Als es endlich vorbei war, ging es Jean Ribault erstaunlicherweise viel besser. Seine Kopfschmerzen wären verschwunden, er litt nicht mehr unter Schwindelanfällen und konnte wieder frei atmen.
„Es hat jetzt keinen Zweck mehr, noch aufzubrechen“, sagte Aloysius, „in ein paar Stunden wird es dunkel und kalt. Ich schlage deshalb vor, daß wir heute nacht auf dem Plateau bleiben. Morgen steht uns ohnehin ein beschwerlicher Marsch bevor, denn es geht immer höher hinauf.“
„Ja, wir bleiben hier“, stimmte Hasard zu. „Unnötige Risiken sollten wir nicht eingehen.“
Kurze Zeit darauf erfolgte wieder der überraschende und unangenehme Wechsel von heiß auf kalt. Kaum war die Sonne verschwunden, zog eisige Kälte über das Plateau.
Die Männer beeilten sich, ihre pelzgefütterten Jacken wieder anzuziehen und lobten im stillen ihren Will Thorne. Am Abend tranken sie nochmals ein Schnäpschen auf ihn.
Wenn der alte Segelmacher gewußt hätte, wie oft auf ihn schon getrunken worden war, dann würde er jetzt drei Tage lang total abgefüllt unter der nächsten Bank liegen. So jedenfalls behauptete das der Profos, und der mußte es ja wissen.
Am anderen Morgen – es war der dritte Dezember – setzte sich der Trupp wieder in Marsch. Die Maultiere waren bepackt. Über die Grate und Schroffen der Bergwelt tastete sich das mörderische Sonnenlicht, das ihnen kurz darauf brennend heiß in die Gesichter schien. Trotz der Salbe spannte sich bereits die Haut.
Ohne die fettige Salbe hätten sie jetzt schon die Gesichter von Mumien gehabt, sagte der Pater.
Der Tag verlief ereignislos. Sie kletterten, marschierten, hielten Rast und bewegten sich unermüdlich weiter auf den Tacora-Paß zu, vor dem sie am fünften Dezember standen.
Die Bergwelt hatte sich verändert. In der Ferne waren schneebedeckte Gipfel zu sehen. Die Luft war noch dünner geworden, aber mittlerweile hatten sich die meisten daran gewöhnt. Hin und wieder litt einer unter Kopfschmerzen – normale Anzeichen in den ungewohnten Höhen.
Über viertausend Yards waren sie jetzt hoch, winzige Punkte in einer unwirtlichen Bergwelt, die sich langsam bewegten.
Eine gewaltige Landschaft türmte sich vor ihnen auf. Im dunkelblauen Himmel glühten ostwärts Schneefelder und bläuliche Eiskämme in der grellen Sonne. Die Einsamkeit ringsum war total.

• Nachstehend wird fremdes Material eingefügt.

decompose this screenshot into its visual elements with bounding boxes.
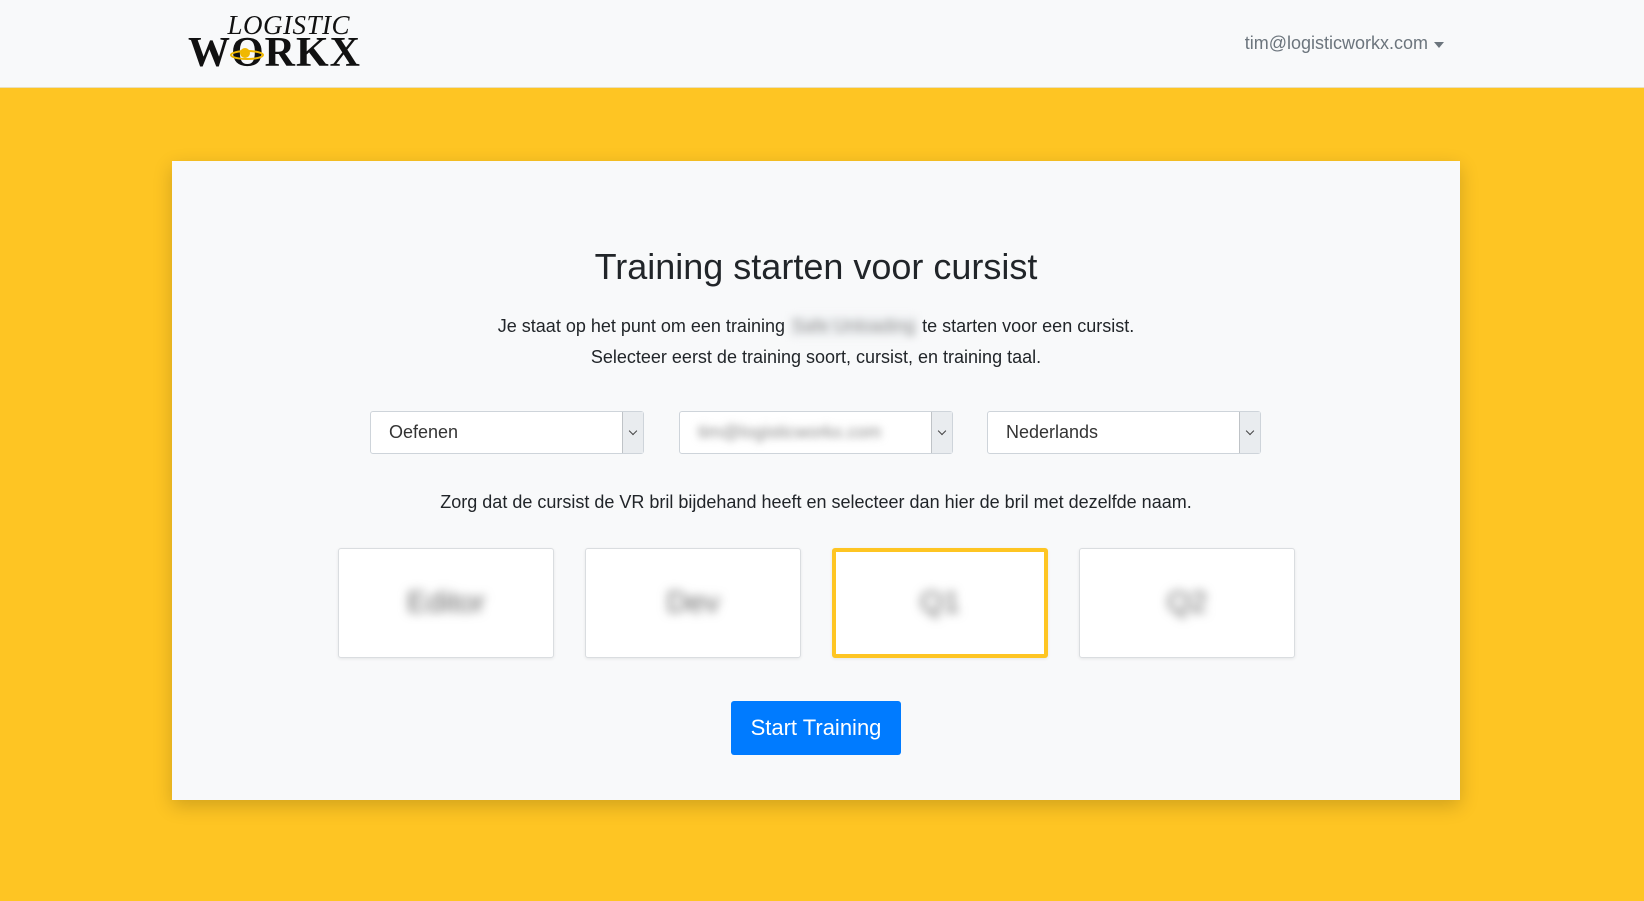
vr-instruction: Zorg dat de cursist de VR bril bijdehand…: [440, 492, 1192, 512]
device-card-dev[interactable]: Dev: [585, 548, 801, 658]
device-card-q1-selected[interactable]: Q1: [832, 548, 1048, 658]
device-card-editor[interactable]: Editor: [338, 548, 554, 658]
training-name-redacted: Safe Unloading: [790, 316, 918, 337]
logo-text-bottom: WORKX: [188, 30, 361, 76]
logisticworkx-logo[interactable]: LOGISTIC WORKX: [188, 12, 360, 75]
language-value: Nederlands: [1006, 422, 1099, 442]
intro-after: te starten voor een cursist.: [922, 316, 1135, 336]
device-label: Q2: [1166, 586, 1208, 619]
chevron-down-icon: [1239, 412, 1260, 453]
device-label: Q1: [919, 586, 961, 619]
page-title: Training starten voor cursist: [594, 246, 1038, 287]
intro-before: Je staat op het punt om een training: [497, 316, 785, 336]
navbar: LOGISTIC WORKX tim@logisticworkx.com: [0, 0, 1644, 88]
intro-text: Je staat op het punt om een training Saf…: [172, 316, 1460, 337]
training-card: Training starten voor cursist Je staat o…: [172, 161, 1460, 800]
training-type-select[interactable]: Oefenen: [370, 411, 644, 454]
trainee-select[interactable]: tim@logisticworkx.com: [679, 411, 953, 454]
user-menu-dropdown[interactable]: tim@logisticworkx.com: [1245, 33, 1444, 54]
device-label: Editor: [406, 586, 486, 619]
start-training-button[interactable]: Start Training: [731, 701, 901, 755]
intro-text-line2: Selecteer eerst de training soort, cursi…: [590, 347, 1042, 367]
chevron-down-icon: [622, 412, 643, 453]
device-label: Dev: [666, 586, 720, 619]
user-email: tim@logisticworkx.com: [1244, 33, 1428, 53]
device-card-q2[interactable]: Q2: [1079, 548, 1295, 658]
trainee-value: tim@logisticworkx.com: [698, 422, 882, 442]
language-select[interactable]: Nederlands: [987, 411, 1261, 454]
logo-mark-icon: [230, 48, 264, 60]
training-type-value: Oefenen: [389, 422, 459, 442]
caret-down-icon: [1434, 41, 1444, 48]
chevron-down-icon: [931, 412, 952, 453]
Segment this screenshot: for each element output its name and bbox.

Matt Davies behauptete, man könne die ganze Welt atmen hören. Hier wuchsen noch niedere Sträucher, harte Grasbüschel und hin und wieder ein völlig verkrüppelter und verwitterter Baum. Sehr tief unter ihnen gab es hin und wieder ein Rinnsal oder ein Bächlein, deren Ufer geschützter und nicht den eisigen Winden ausgesetzt waren. Dort wuchs dann etwas spärliches Grün.